2. İHŞİDİLER ( AKŞİTLER ) ( 935 - 969 )
• Merkez : Fustat ( Mısır )
• Kurucu : Muhammed bin Toğaç
• Önemi : Mısır 'da kurulan ikinci Türk-İslam devletidir.
• Fatımiler devleti son vermiştir.
Not : Tolunoğulları ve Akşitlerin yönetici ve orduları Türk, halkı ise Araplardan oluşmaktaydı. Bu nedenle uzun ömürlü olamamışlardır.
Yorum : Bir bölgede etkin ve uzun ömürlü olabilmek için sadece yönetim ve askeri güç yeterli olamamaktadır. Halkın desteği alınmalıdır.
3. KARAHANLILAR ( 840 - 1212 )
• Merkez : Balasagun
• Bilinen İlk Hükümdarları : Bilge Kül Kadır Han
• Önemi : İlk Türk - İslam devletidir.
• Karahanlılar devletini, Karluk - Yağma - Çiğil Türkleri kurmuştur.
• İslamiyet'i, Satuk Buğra Han zamanında kabul etmeye başladılar. İslamiyet'i kabul edince "Abdülkerim" ismini almıştır.
• Samanoğulları devletine son vererek Maveraünnehir bölgesine sahip oldular.
• Gazneliler devletiyle komşu olunca, onlarla mücadele etmeye başladılar. ( Sınırları genişletme mücadelesi)
• En parlak dönemlerini Yusuf Kadır Han zamanında yaşamışlardır.
• Yusuf Kadır Han'ın ölümünden sonra , taht kavgaları ve Gaznelilerle mücadele devleti yıpratmış, doğu ve batı olarak ikiye ayrılmışlardır. Doğunun merkezi Kaşgar, batının merkezi Semerkant olmuştur.
• Doğu Karahanlılara, Karahıtaylar ; Batı Karahanlılara Harzemşahlar son vermiştir.
Not: İslamiyet'i kabul etmelerine rağmen, öz kültürlerini korumuşlardır.
4. GAZNELİLER ( 963 - 1187 )
• Merkez : Gazne ( Doğu Afganistan )
• Kurucu : Alp Tigin
• Samanoğulları , Karahanlılar, Selçuklularla mücadele etmişlerdir.
• En parlak dönemlerini Sultan Mahmut zamanında yaşadılar. Sultan unvanını ilk kullanan hükümdar olan Gazneli Mahmut, Hindistan'a 17 sefer yapmış, kuzey bölümlerine İslamiyet'in girmesini sağlamıştır.

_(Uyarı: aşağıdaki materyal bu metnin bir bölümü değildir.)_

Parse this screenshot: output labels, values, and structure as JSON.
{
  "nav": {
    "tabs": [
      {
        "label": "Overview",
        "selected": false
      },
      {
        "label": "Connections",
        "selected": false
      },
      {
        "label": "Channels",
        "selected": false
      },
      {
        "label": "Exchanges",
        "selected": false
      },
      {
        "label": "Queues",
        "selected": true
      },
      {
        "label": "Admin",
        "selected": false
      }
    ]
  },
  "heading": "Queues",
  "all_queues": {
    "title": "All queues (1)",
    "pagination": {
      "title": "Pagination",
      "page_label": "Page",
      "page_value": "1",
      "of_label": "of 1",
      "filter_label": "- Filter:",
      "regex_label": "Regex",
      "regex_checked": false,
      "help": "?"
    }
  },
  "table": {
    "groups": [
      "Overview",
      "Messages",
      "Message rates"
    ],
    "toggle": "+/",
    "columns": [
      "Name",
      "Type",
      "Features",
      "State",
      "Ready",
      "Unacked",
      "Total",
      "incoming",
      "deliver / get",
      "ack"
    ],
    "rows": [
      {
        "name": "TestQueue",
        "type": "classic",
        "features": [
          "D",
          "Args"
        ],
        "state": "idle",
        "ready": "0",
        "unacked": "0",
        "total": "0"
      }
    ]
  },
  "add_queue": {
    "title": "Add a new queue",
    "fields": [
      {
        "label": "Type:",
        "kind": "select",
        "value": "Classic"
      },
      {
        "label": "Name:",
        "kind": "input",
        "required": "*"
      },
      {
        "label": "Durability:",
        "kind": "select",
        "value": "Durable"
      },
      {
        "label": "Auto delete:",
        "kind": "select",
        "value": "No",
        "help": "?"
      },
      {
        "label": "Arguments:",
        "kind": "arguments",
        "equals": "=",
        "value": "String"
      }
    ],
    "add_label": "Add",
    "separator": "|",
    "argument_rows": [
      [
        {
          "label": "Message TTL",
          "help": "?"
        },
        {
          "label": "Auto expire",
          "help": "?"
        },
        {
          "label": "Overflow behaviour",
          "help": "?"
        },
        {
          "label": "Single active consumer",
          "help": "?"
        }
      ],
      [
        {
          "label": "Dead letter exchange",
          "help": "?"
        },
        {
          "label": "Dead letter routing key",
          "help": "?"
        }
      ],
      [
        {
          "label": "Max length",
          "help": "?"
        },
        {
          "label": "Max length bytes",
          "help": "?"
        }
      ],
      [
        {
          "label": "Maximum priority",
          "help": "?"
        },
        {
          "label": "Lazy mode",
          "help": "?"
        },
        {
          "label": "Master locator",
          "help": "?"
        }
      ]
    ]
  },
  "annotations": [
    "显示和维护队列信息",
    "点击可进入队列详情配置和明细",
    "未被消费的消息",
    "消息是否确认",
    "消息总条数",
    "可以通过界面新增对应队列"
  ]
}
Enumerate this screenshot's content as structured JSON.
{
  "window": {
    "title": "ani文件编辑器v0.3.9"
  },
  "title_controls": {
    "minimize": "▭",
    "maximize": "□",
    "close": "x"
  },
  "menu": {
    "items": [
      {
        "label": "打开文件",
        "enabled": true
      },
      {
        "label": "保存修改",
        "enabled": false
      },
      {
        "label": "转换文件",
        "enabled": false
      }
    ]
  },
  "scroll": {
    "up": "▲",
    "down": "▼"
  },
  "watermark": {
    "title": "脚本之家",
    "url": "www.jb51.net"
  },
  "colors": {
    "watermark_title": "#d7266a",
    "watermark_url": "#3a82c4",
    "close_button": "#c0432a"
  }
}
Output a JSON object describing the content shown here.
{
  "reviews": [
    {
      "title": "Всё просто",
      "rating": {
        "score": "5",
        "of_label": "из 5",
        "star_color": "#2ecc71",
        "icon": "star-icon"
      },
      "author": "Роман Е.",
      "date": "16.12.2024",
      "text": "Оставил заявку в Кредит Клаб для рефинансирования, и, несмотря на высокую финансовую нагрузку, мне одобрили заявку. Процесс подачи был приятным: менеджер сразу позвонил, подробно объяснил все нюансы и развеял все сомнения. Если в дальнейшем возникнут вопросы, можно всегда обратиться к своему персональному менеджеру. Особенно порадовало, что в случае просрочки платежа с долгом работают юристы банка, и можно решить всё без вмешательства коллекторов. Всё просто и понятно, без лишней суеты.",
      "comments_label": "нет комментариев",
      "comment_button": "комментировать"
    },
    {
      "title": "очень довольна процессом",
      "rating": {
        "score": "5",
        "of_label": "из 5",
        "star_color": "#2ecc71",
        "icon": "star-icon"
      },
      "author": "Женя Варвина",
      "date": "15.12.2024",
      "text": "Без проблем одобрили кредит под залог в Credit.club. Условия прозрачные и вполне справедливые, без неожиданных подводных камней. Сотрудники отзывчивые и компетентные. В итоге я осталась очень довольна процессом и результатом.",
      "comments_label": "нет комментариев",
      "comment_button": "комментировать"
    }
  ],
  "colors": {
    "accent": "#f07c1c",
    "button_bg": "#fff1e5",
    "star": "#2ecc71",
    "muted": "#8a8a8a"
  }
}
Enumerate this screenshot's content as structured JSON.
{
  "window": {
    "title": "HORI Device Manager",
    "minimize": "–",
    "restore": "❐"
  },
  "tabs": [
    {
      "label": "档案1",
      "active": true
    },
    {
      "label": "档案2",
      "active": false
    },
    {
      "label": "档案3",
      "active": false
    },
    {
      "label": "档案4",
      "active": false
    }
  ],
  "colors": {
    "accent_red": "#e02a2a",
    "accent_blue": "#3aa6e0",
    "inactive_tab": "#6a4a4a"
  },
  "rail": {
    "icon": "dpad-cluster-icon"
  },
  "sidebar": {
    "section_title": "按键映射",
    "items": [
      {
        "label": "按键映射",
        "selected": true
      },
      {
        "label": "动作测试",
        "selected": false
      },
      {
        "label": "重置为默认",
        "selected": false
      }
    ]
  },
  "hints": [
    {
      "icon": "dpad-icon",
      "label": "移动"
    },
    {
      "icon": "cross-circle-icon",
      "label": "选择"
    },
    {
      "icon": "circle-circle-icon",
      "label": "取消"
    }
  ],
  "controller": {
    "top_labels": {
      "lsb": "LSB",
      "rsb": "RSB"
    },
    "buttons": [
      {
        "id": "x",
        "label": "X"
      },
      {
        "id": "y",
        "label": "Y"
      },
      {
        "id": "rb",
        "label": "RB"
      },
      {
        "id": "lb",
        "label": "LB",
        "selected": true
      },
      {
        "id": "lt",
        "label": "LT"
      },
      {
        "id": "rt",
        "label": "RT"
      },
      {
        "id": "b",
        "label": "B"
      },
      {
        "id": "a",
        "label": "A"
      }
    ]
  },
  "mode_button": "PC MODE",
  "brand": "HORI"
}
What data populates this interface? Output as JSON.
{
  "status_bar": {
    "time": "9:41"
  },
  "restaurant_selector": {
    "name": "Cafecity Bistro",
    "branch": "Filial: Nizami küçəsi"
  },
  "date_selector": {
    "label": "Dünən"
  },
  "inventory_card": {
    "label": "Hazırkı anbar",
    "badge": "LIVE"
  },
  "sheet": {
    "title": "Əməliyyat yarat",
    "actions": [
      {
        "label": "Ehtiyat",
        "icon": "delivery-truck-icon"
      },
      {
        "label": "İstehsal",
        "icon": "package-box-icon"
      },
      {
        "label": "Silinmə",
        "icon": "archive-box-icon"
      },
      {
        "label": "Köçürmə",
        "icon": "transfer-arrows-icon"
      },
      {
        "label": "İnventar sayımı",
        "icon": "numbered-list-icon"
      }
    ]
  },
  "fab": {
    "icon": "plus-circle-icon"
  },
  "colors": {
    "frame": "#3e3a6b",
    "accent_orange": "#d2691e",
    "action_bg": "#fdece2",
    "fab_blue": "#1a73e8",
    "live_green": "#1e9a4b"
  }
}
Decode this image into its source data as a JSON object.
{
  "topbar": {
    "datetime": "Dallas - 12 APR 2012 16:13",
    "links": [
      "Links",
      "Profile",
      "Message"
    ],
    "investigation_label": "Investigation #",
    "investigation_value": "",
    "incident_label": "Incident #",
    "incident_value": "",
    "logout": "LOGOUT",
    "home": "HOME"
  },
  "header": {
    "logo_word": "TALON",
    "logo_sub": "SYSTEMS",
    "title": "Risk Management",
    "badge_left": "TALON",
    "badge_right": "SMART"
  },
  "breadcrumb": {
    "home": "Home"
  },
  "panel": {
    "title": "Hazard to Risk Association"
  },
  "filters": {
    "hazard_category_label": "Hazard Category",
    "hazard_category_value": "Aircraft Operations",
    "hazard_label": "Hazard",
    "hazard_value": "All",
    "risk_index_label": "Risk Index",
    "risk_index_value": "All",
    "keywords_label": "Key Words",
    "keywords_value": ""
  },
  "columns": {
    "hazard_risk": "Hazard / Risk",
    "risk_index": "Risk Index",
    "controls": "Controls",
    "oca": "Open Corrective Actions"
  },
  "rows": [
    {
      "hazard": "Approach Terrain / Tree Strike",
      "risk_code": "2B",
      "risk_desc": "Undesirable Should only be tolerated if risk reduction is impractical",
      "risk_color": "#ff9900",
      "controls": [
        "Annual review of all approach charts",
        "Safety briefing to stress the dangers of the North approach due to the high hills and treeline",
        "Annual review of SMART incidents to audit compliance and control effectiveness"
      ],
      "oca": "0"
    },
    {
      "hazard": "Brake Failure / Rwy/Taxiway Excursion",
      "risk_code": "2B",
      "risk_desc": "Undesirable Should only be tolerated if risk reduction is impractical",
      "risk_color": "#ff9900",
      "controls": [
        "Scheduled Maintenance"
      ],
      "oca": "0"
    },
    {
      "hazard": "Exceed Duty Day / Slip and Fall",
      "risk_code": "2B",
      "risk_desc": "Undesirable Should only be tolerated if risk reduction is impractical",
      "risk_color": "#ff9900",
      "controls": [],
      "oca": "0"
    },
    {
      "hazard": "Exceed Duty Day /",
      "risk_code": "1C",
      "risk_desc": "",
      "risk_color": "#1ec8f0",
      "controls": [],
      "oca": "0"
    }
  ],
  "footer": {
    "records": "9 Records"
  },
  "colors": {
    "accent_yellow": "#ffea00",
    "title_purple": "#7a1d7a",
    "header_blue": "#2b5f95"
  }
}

• Selçuklularla yaptıkları Nesa ( 1035 ), Serahs ( 1038 ), Dandanakan ( 1040 ) savaşlarını kaybettiler.
• Özellikle Dandanakan savaşından sonra zayıflamışlar ve yıkılış sürecine girmişlerdir.
• Gaznelilere, Afgan yerlilerinden olan " Gur " lar son vermiştir.
5. BÜYÜK SELÇUKLULAR VE BAĞLI DEVLETLER
Oğuzlar
• Türklerin en kalabalık ve tarihte en etkin rol oynayan koludur.
• Oğuzlara, Araplar Guz, Bizanslılar Uz, Ruslar Tork demişlerdir. Oğuzlara Müslüman olduktan sonra " Türkmen " ( Yörük ) denilmiştir.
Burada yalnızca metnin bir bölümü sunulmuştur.